The euro rose against most of its major counterparts after the region’s governments agreed to provide Spain with a bailout loan, fanning expectations European leaders will step up effort to counter the debt crisis.
The 17-nation currency climbed to a two-week high after Spain asked for as much as 100 billion euros ($126 billion) to rescue its banking system, making it the fourth member in the currency bloc to seek rescue. The dollar and yen fell on decreased demand for refuge assets as Asian shares rallied.

“Markets were wondering whether Spain was going to drag on for another month or two,” said Imre Speizer, a strategist in Auckland at Westpac Banking Corp. (WBC), Australia’s second-largest lender. The Spanish bailout is positive for the euro “because it is evidence that policy makers are willing to act.”

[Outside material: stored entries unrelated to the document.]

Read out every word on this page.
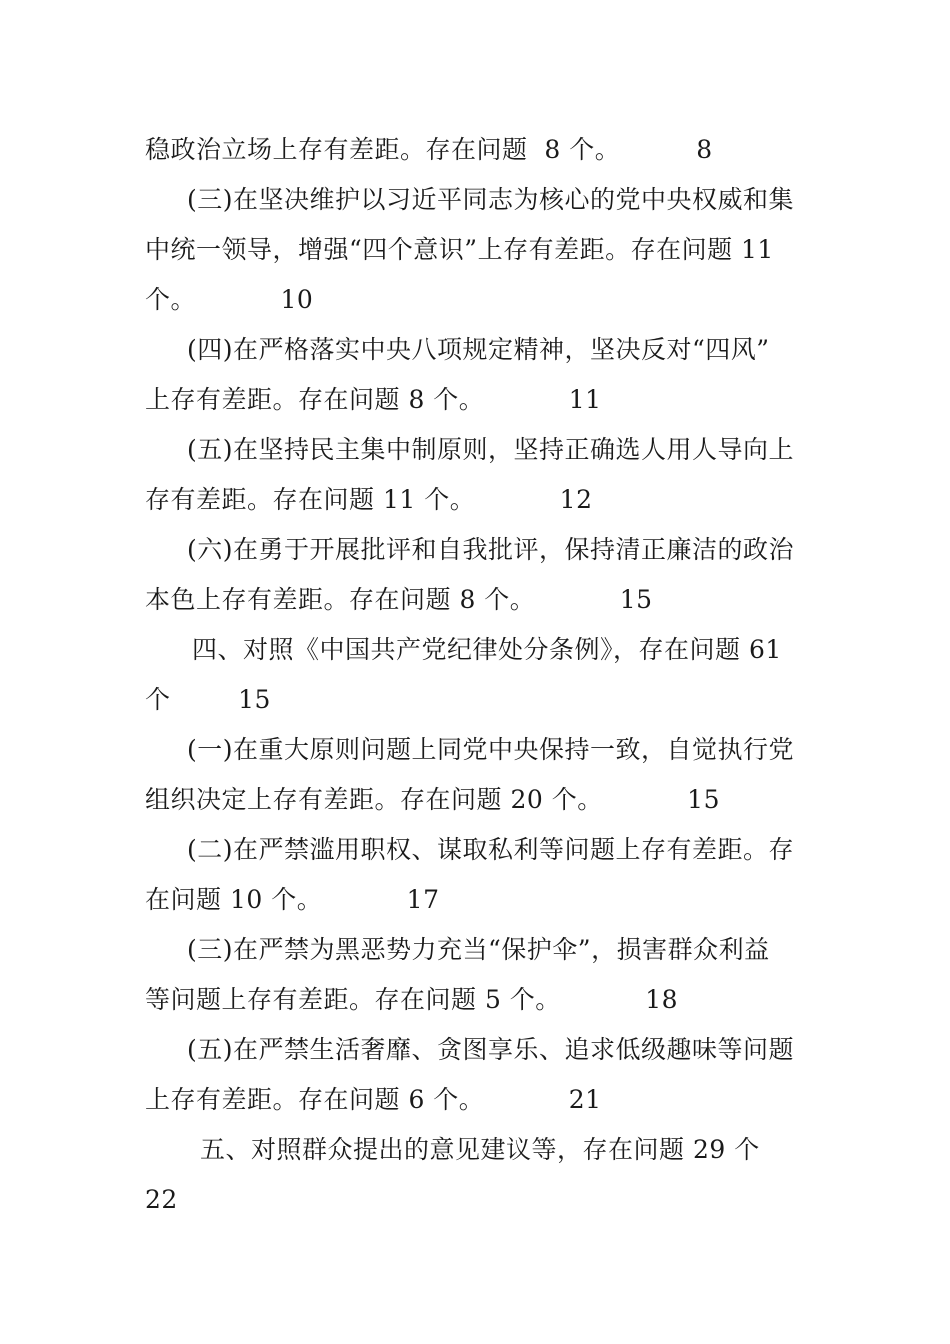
稳政治立场上存有差距。存在问题  8 个。         8
(三)在坚决维护以习近平同志为核心的党中央权威和集
中统一领导，增强“四个意识”上存有差距。存在问题 11
个。          10
(四)在严格落实中央八项规定精神，坚决反对“四风”
上存有差距。存在问题 8 个。          11
(五)在坚持民主集中制原则，坚持正确选人用人导向上
存有差距。存在问题 11 个。          12
(六)在勇于开展批评和自我批评，保持清正廉洁的政治
本色上存有差距。存在问题 8 个。          15
四、对照《中国共产党纪律处分条例》，存在问题 61
个        15
(一)在重大原则问题上同党中央保持一致，自觉执行党
组织决定上存有差距。存在问题 20 个。          15
(二)在严禁滥用职权、谋取私利等问题上存有差距。存
在问题 10 个。          17
(三)在严禁为黑恶势力充当“保护伞”，损害群众利益
等问题上存有差距。存在问题 5 个。          18
(五)在严禁生活奢靡、贪图享乐、追求低级趣味等问题
上存有差距。存在问题 6 个。          21
五、对照群众提出的意见建议等，存在问题 29 个
22
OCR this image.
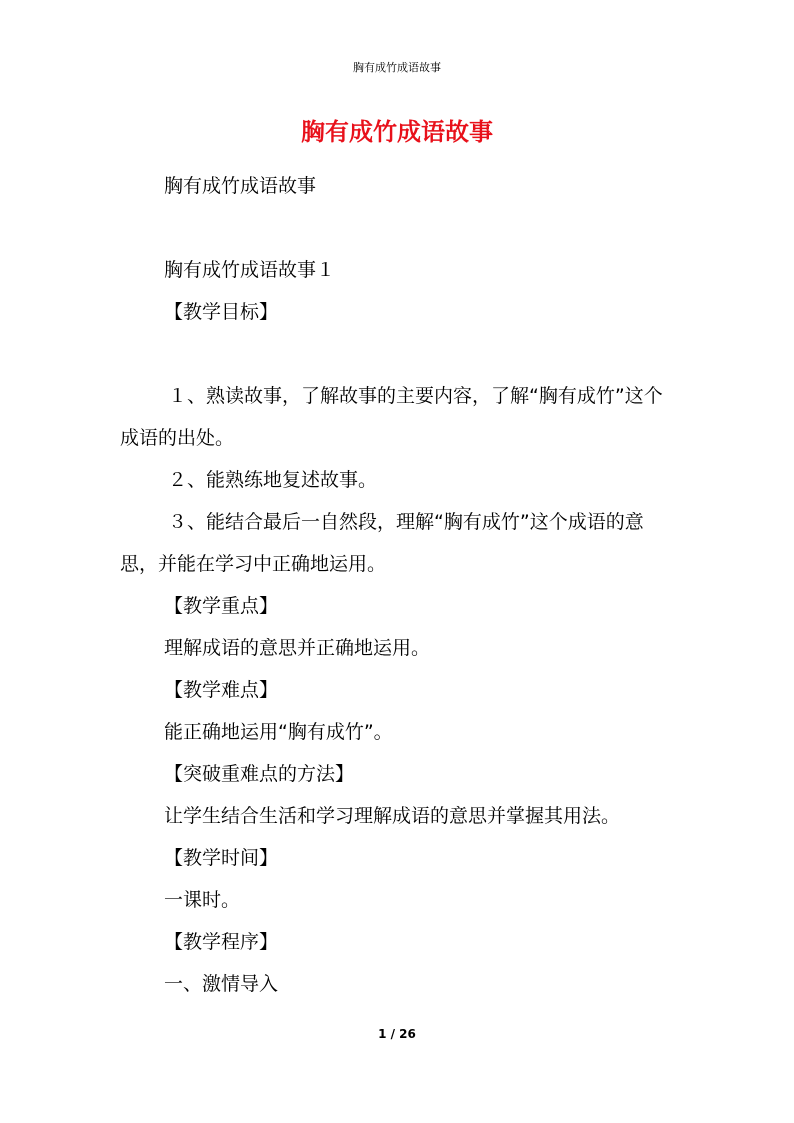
胸有成竹成语故事
胸有成竹成语故事

胸有成竹成语故事

胸有成竹成语故事１

【教学目标】

１、熟读故事，了解故事的主要内容，了解“胸有成竹”这个成语的出处。

２、能熟练地复述故事。

３、能结合最后一自然段，理解“胸有成竹”这个成语的意思，并能在学习中正确地运用。

【教学重点】

理解成语的意思并正确地运用。

【教学难点】

能正确地运用“胸有成竹”。

【突破重难点的方法】

让学生结合生活和学习理解成语的意思并掌握其用法。

【教学时间】

一课时。

【教学程序】

一、激情导入

1 / 26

The euro reached $1.2671, the highest since May 23, before trading at $1.2638 as of 11 a.m. in Tokyo, 1 percent higher than the June 8 close in New York. It jumped 1.2 percent to 100.70 yen. The dollar added 0.2 percent to 79.68 yen.

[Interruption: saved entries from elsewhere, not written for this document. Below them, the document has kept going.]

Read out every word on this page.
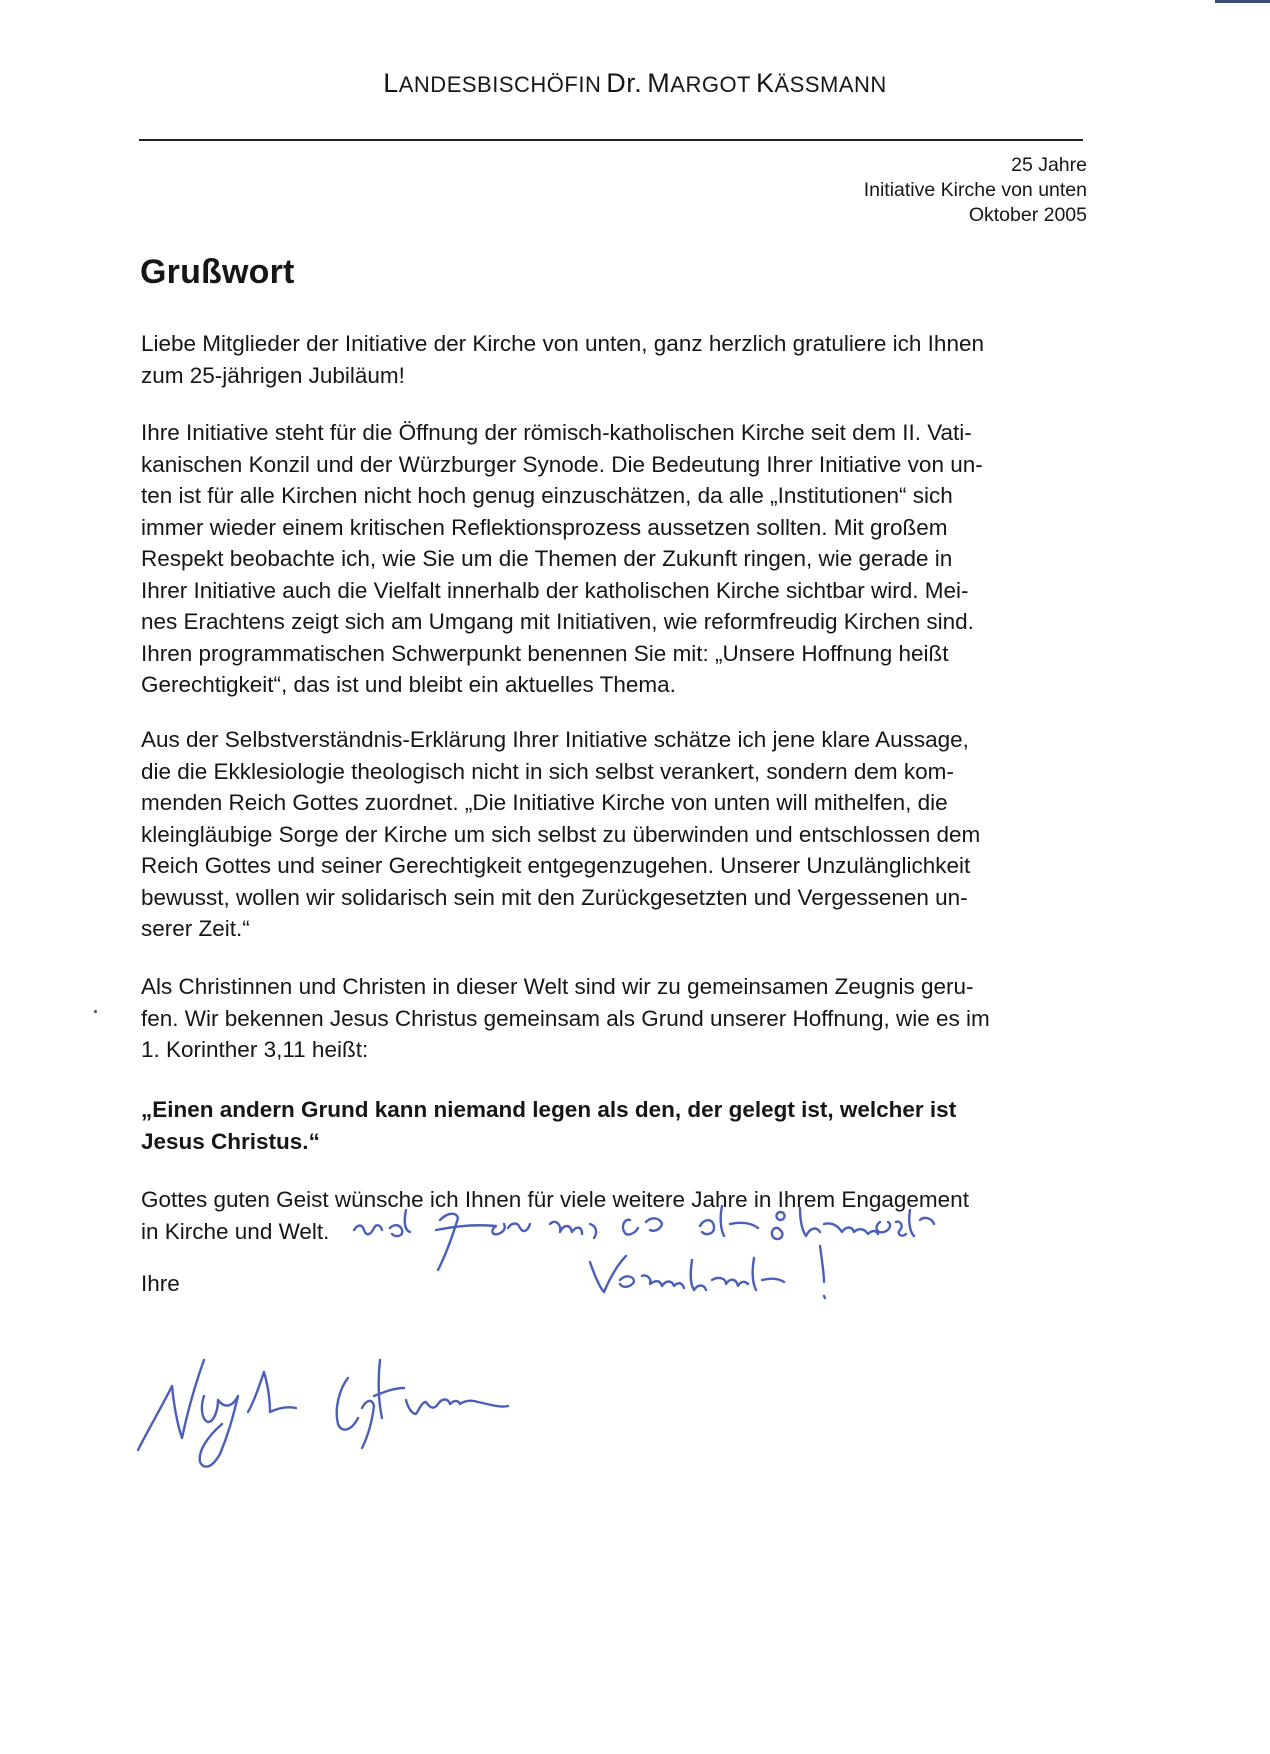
LANDESBISCHÖFIN Dr. MARGOT KÄSSMANN
25 Jahre
Initiative Kirche von unten
Oktober 2005
Grußwort
Liebe Mitglieder der Initiative der Kirche von unten, ganz herzlich gratuliere ich Ihnen
zum 25-jährigen Jubiläum!
Ihre Initiative steht für die Öffnung der römisch-katholischen Kirche seit dem II. Vati-
kanischen Konzil und der Würzburger Synode. Die Bedeutung Ihrer Initiative von un-
ten ist für alle Kirchen nicht hoch genug einzuschätzen, da alle „Institutionen“ sich
immer wieder einem kritischen Reflektionsprozess aussetzen sollten. Mit großem
Respekt beobachte ich, wie Sie um die Themen der Zukunft ringen, wie gerade in
Ihrer Initiative auch die Vielfalt innerhalb der katholischen Kirche sichtbar wird. Mei-
nes Erachtens zeigt sich am Umgang mit Initiativen, wie reformfreudig Kirchen sind.
Ihren programmatischen Schwerpunkt benennen Sie mit: „Unsere Hoffnung heißt
Gerechtigkeit“, das ist und bleibt ein aktuelles Thema.
Aus der Selbstverständnis-Erklärung Ihrer Initiative schätze ich jene klare Aussage,
die die Ekklesiologie theologisch nicht in sich selbst verankert, sondern dem kom-
menden Reich Gottes zuordnet. „Die Initiative Kirche von unten will mithelfen, die
kleingläubige Sorge der Kirche um sich selbst zu überwinden und entschlossen dem
Reich Gottes und seiner Gerechtigkeit entgegenzugehen. Unserer Unzulänglichkeit
bewusst, wollen wir solidarisch sein mit den Zurückgesetzten und Vergessenen un-
serer Zeit.“
Als Christinnen und Christen in dieser Welt sind wir zu gemeinsamen Zeugnis geru-
fen. Wir bekennen Jesus Christus gemeinsam als Grund unserer Hoffnung, wie es im
1. Korinther 3,11 heißt:
„Einen andern Grund kann niemand legen als den, der gelegt ist, welcher ist
Jesus Christus.“
Gottes guten Geist wünsche ich Ihnen für viele weitere Jahre in Ihrem Engagement
in Kirche und Welt.
Ihre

The MSCI Asia Pacific Index of shares advanced 1.7 percent.
Seven months after winning a landslide victory, Spanish Prime Minister Mariano Rajoy was forced to abandon his bid to recapitalize banks without external help. Foreign investors had cut holdings of the nation’s debt amid concern banks’ bad loans may overwhelm public finances, driving borrowing costs to near euro-era records.
Record Shorts
The bailout loan will be channeled through the state’s bank-rescue fund, known as FROB, and extended to lenders that need it. It is equivalent to about 10 percent of Spain’s gross domestic product and FROB debt counts as public debt, which amounted to 69 percent of GDP last year.
Futures traders had increased their bearish bets on the euro to an unprecedented level, according to figures from the Washington-based Commodity Futures Trading Commission. The difference in the number of wagers by hedge funds and other large speculators on a decline in the euro, so-called net shorts, compared with those on a gain was 214,418 on June 5, the most on record going back to 1999.

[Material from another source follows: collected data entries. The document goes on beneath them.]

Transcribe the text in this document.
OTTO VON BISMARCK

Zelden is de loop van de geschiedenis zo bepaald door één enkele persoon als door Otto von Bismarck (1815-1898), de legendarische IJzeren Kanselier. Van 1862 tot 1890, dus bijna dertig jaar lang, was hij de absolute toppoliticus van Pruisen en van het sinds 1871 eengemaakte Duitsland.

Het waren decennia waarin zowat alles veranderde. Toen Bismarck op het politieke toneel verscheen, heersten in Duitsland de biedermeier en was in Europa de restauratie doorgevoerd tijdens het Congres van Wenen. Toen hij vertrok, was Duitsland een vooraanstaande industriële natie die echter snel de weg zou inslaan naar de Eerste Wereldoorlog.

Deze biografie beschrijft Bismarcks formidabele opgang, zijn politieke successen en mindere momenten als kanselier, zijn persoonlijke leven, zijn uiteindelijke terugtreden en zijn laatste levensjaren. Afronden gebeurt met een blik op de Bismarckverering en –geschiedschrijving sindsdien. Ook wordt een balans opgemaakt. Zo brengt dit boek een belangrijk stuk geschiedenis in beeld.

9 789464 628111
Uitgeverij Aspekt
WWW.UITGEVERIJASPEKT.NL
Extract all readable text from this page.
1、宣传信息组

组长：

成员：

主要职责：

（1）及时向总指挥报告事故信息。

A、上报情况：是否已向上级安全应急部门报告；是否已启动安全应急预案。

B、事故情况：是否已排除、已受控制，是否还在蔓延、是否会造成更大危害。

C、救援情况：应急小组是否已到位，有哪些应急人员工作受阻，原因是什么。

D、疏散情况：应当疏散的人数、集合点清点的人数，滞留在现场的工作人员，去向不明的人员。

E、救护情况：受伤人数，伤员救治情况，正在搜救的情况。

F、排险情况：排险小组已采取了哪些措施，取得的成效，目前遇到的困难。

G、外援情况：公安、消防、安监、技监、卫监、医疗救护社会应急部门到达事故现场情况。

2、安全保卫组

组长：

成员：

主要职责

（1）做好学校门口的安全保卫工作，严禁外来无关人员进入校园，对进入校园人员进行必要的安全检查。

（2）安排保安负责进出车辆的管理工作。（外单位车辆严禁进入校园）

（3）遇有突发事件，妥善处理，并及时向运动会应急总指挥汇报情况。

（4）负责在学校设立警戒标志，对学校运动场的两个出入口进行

“The positive catalyst for the euro has come when there was a substantial amount of short positions,” said Kengo Suzuki, a currency strategist at Mizuho Securities Co., a unit in Tokyo of Japan’s third-largest bank by market value. “These risk-off positions are likely to be unwound.”
The European currency has fallen 3.5 percent during the past six months, the worst performance among the 10 developed- nation currencies tracked by Bloomberg Correlation-Weighted Indexes. The dollar has gained 2.9 percent and the yen is little changed.
Growth Outlook
Demand for the euro was limited before data today that may add to signs the debt crisis is damping growth. European Central Bank President Mario Draghi said on June 6 that policy makers discussed cutting interest rates to a record low at a meeting that day.
“The growth outlook for most of the euro area is already bleak,” Guillermo Felices, head of European currency strategy in London at Barclays Plc, and Yuki Sakasai, a New York-based currency strategist, wrote in a research note. “One way to spur growth would be the ECB easing to weaken the euro. Otherwise, without growth, the euro will remain under pressure.”
Italy’s economy, the third-biggest in the region, shrank 0.8 percent in the first three months of this year from the fourth quarter, a third-consecutive contraction, according to economist estimates taken before the final GDP reading is released today. French industrial production decreased for a second month in April with a 0.1 percent decline, a separate survey showed.